Houthi, yang menguasai sebagian besar wilayah Yaman, telah memberikan dukungannya terhadap Hamas kelompok bersenjata Palestina. Houthi menyerang apa yang mereka gambarkan sebagai kapal yang terkait dengan Israel di wilayah tersebut dalam beberapa minggu terakhir untuk melemahkan perekonomian Israel.
Para pejabat AS yang diwawancarai oleh NYT menyatakan bahwa Washington mungkin akan melancarkan serangan lain terhadap sasaran Houthi setelah menganalisis kerusakan akibat serangan baru-baru ini. Sumber-sumber tersebut juga mencatat bahwa meskipun tanggapan milisi Houthi terhadap serangan Barat sejauh ini tidak terdengar, mereka bersiap menghadapi pembalasan Houthi.
AS dan Inggris melancarkan apa yang mereka sebut serangan “defensif” terhadap Houthi pada Jumat lalu, yang didukung oleh Australia, Bahrain, Kanada, dan Belanda.
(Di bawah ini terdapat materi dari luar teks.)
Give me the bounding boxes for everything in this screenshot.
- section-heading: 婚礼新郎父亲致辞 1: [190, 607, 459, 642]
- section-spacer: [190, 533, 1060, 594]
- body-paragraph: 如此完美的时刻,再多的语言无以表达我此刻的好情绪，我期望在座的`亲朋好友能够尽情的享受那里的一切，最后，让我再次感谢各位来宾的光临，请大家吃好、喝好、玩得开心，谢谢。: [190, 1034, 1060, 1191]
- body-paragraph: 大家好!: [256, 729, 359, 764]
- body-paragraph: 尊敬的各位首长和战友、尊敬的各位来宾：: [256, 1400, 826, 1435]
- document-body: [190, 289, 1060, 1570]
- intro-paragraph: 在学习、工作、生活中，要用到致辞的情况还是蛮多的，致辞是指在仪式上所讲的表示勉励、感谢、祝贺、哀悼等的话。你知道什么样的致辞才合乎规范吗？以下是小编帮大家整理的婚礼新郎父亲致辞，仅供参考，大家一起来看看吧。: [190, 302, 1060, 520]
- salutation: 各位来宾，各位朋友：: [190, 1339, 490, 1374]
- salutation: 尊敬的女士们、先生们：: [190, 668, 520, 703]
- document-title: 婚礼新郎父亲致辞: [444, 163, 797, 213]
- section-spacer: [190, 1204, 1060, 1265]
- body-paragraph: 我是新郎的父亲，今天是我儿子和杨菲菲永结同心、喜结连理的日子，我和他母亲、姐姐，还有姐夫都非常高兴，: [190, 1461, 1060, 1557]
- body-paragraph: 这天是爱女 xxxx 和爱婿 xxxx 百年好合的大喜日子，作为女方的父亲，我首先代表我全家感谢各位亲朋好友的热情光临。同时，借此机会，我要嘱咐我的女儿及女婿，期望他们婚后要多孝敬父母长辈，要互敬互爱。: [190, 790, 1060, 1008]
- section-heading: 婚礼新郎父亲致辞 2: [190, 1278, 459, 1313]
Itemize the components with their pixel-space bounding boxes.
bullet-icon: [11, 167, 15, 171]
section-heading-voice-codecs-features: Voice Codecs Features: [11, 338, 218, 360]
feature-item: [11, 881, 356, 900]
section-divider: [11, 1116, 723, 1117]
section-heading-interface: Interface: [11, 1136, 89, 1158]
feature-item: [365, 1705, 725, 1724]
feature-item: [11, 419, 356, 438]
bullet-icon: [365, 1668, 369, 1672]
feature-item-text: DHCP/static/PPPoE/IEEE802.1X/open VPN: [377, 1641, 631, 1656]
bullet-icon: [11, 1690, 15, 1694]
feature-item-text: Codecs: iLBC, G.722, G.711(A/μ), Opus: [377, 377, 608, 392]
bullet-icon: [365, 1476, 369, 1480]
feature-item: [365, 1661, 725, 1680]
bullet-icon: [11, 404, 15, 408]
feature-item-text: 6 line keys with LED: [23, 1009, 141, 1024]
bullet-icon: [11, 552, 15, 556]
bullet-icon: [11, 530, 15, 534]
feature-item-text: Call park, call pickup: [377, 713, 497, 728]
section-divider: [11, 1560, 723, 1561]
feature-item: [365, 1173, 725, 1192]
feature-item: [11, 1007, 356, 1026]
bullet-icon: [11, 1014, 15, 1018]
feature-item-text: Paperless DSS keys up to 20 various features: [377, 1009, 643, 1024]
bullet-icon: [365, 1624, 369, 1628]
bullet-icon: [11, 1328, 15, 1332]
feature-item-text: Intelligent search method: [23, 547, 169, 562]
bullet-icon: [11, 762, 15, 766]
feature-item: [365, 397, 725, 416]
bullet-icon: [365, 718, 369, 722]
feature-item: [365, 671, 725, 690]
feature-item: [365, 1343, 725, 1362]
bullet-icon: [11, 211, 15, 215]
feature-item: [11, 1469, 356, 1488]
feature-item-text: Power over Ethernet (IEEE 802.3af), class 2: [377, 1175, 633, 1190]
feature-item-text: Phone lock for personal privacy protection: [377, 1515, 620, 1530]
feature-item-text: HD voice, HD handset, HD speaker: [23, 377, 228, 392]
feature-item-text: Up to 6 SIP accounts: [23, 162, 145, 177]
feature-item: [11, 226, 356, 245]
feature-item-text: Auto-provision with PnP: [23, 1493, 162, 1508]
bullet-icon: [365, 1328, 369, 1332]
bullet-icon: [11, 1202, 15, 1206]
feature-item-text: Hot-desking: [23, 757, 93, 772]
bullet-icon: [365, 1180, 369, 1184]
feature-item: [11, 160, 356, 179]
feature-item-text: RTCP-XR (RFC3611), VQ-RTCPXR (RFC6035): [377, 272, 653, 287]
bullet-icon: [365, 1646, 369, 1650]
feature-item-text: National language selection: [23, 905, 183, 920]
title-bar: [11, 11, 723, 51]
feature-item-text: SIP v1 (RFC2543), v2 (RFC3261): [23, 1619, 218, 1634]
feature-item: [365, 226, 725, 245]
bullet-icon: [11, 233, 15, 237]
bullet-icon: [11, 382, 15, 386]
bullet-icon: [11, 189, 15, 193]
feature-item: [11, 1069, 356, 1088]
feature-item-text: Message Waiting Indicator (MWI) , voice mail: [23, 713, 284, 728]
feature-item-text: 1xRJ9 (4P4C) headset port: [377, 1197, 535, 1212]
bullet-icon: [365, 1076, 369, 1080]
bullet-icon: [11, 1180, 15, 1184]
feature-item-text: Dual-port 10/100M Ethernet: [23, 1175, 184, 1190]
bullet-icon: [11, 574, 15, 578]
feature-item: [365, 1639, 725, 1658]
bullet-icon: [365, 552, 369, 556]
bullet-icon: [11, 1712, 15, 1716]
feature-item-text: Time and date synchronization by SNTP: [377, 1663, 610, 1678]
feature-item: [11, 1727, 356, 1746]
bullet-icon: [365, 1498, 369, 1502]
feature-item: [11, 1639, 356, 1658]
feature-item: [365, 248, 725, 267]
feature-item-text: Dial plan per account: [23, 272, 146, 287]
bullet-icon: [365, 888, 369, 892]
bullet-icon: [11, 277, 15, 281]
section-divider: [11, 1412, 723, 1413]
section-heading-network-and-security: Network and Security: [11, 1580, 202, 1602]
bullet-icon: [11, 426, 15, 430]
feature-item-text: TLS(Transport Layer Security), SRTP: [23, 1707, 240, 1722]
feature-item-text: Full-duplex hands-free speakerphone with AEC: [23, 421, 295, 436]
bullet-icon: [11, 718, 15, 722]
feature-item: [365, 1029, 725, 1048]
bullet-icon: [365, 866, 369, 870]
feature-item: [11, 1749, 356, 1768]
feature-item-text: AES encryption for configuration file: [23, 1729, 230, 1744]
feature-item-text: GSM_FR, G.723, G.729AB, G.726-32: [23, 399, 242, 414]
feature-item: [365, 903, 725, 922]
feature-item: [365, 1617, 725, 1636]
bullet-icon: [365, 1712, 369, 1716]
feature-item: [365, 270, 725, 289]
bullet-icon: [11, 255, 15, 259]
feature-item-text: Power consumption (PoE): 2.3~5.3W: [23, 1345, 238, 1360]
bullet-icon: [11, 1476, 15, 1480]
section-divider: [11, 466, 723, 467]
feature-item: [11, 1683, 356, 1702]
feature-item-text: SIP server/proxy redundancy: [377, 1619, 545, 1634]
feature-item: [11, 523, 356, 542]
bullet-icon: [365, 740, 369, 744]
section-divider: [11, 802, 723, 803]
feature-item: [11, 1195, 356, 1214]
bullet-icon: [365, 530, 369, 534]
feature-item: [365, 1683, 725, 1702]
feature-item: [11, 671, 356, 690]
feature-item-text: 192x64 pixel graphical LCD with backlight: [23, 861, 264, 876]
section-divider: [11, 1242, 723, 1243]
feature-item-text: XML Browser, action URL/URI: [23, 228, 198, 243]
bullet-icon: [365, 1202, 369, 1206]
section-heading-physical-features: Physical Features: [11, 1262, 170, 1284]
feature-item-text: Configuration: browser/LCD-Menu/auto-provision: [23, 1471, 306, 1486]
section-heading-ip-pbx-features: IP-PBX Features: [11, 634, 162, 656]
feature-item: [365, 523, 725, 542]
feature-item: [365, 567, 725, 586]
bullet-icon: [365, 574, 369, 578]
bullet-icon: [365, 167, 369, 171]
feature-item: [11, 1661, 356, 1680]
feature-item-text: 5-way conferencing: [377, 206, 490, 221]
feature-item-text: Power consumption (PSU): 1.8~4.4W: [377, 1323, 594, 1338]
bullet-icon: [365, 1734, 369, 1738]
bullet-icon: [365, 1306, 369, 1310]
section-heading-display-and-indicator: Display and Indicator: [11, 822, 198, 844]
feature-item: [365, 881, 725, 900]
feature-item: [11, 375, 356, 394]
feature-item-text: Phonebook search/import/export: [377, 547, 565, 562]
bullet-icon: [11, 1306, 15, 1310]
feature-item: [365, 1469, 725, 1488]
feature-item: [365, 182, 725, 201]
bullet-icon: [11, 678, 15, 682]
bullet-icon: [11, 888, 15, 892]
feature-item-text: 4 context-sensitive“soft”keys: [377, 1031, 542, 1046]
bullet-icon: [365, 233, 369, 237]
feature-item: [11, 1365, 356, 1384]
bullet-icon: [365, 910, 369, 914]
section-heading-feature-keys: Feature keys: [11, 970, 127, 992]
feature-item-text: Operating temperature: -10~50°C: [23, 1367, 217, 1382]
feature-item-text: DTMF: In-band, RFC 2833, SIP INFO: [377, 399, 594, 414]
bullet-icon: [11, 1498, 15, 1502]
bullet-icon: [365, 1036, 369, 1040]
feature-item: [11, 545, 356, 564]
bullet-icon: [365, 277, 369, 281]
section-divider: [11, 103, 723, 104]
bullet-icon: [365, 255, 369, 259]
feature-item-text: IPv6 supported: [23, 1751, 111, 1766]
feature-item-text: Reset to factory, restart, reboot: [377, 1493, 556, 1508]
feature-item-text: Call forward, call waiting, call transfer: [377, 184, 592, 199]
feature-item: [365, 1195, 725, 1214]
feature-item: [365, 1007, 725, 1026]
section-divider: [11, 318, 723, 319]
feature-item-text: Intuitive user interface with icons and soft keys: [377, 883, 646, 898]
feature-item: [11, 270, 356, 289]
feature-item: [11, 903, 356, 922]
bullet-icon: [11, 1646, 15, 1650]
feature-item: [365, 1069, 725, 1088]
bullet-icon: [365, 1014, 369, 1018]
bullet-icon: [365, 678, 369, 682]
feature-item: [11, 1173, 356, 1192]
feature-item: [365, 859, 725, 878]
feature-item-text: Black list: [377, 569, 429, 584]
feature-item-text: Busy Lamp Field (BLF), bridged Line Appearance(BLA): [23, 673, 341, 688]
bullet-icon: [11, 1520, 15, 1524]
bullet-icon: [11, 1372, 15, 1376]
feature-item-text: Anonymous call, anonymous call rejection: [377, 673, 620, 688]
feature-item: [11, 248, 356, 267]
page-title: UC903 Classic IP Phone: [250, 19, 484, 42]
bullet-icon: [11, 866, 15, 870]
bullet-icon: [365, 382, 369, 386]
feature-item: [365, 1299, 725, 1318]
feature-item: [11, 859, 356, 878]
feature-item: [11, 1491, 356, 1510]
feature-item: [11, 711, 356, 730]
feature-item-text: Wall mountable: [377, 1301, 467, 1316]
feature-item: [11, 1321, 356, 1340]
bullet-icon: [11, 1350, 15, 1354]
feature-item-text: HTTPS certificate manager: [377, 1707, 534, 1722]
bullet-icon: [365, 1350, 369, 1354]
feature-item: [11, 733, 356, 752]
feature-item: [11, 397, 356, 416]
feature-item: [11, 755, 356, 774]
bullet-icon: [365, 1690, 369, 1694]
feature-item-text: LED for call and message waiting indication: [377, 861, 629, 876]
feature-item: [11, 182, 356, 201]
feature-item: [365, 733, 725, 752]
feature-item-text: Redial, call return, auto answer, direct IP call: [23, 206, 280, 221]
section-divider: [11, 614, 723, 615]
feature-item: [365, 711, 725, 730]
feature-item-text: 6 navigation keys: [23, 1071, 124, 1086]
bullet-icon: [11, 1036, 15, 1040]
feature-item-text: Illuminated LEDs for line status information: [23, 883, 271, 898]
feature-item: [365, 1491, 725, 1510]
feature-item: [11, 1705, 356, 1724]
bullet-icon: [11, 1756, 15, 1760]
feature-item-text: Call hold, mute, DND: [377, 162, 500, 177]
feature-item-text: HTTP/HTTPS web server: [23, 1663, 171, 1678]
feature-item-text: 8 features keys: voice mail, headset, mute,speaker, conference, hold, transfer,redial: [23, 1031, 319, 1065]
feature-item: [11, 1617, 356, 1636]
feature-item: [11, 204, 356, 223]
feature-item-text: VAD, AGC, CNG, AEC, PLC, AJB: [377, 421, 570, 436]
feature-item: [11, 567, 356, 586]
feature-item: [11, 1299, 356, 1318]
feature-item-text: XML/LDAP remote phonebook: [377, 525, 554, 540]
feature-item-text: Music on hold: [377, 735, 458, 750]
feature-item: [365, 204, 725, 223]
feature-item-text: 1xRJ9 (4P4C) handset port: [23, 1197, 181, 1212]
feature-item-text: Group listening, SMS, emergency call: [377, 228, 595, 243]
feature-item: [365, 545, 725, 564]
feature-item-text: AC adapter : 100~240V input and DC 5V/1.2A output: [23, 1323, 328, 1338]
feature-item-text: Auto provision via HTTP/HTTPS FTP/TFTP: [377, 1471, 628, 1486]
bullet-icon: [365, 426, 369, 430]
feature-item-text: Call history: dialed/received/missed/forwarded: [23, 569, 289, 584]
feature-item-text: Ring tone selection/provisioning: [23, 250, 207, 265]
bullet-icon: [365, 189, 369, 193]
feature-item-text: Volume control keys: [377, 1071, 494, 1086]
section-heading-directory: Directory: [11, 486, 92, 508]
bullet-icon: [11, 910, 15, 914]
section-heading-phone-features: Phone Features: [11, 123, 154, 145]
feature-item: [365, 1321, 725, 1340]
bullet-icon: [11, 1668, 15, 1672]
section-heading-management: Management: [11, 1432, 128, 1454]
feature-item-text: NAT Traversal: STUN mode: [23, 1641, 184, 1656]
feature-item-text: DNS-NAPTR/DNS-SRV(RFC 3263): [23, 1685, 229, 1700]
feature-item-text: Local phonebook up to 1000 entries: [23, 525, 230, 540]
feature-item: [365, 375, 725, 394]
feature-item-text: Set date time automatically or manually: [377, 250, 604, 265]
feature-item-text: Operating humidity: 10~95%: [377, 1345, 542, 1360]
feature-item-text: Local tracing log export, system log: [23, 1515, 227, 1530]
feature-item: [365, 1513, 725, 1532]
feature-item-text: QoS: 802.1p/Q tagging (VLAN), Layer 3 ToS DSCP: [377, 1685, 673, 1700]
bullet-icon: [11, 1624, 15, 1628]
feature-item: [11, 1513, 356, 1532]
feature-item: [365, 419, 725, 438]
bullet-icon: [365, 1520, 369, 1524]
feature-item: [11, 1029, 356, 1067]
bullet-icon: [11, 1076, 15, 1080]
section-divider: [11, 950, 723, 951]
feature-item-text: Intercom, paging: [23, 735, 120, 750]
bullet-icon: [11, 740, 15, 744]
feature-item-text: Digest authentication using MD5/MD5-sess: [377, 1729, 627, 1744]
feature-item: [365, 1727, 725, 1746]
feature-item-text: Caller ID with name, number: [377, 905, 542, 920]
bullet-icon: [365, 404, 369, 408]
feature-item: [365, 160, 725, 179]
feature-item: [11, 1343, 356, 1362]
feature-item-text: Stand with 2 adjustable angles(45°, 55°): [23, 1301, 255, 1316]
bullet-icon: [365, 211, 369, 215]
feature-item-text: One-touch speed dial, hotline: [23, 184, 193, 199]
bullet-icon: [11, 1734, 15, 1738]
Presiden Joe Biden menyatakan serangan tersebut berhasil dan menuduh milisi tersebut membahayakan kebebasan navigasi.
Menurut Reuters, serangan tersebut telah menimbulkan reaksi beragam di Uni Eropa, di mana beberapa anggotanya lebih memilih kebijakan yang lebih tenang terhadap krisis keamanan di Timur Tengah.
Sementara itu, Moskow menyebut serangan tersebut ilegal dan menyatakan bahwa serangan tersebut melanggar Piagam PBB. Juru bicara Kementerian Luar Negeri Rusia Maria Zakharova juga menyatakan bahwa perkembangan terkini berisiko menggagalkan proses rekonsiliasi Yaman dan memicu destabilisasi seluruh Timur Tengah.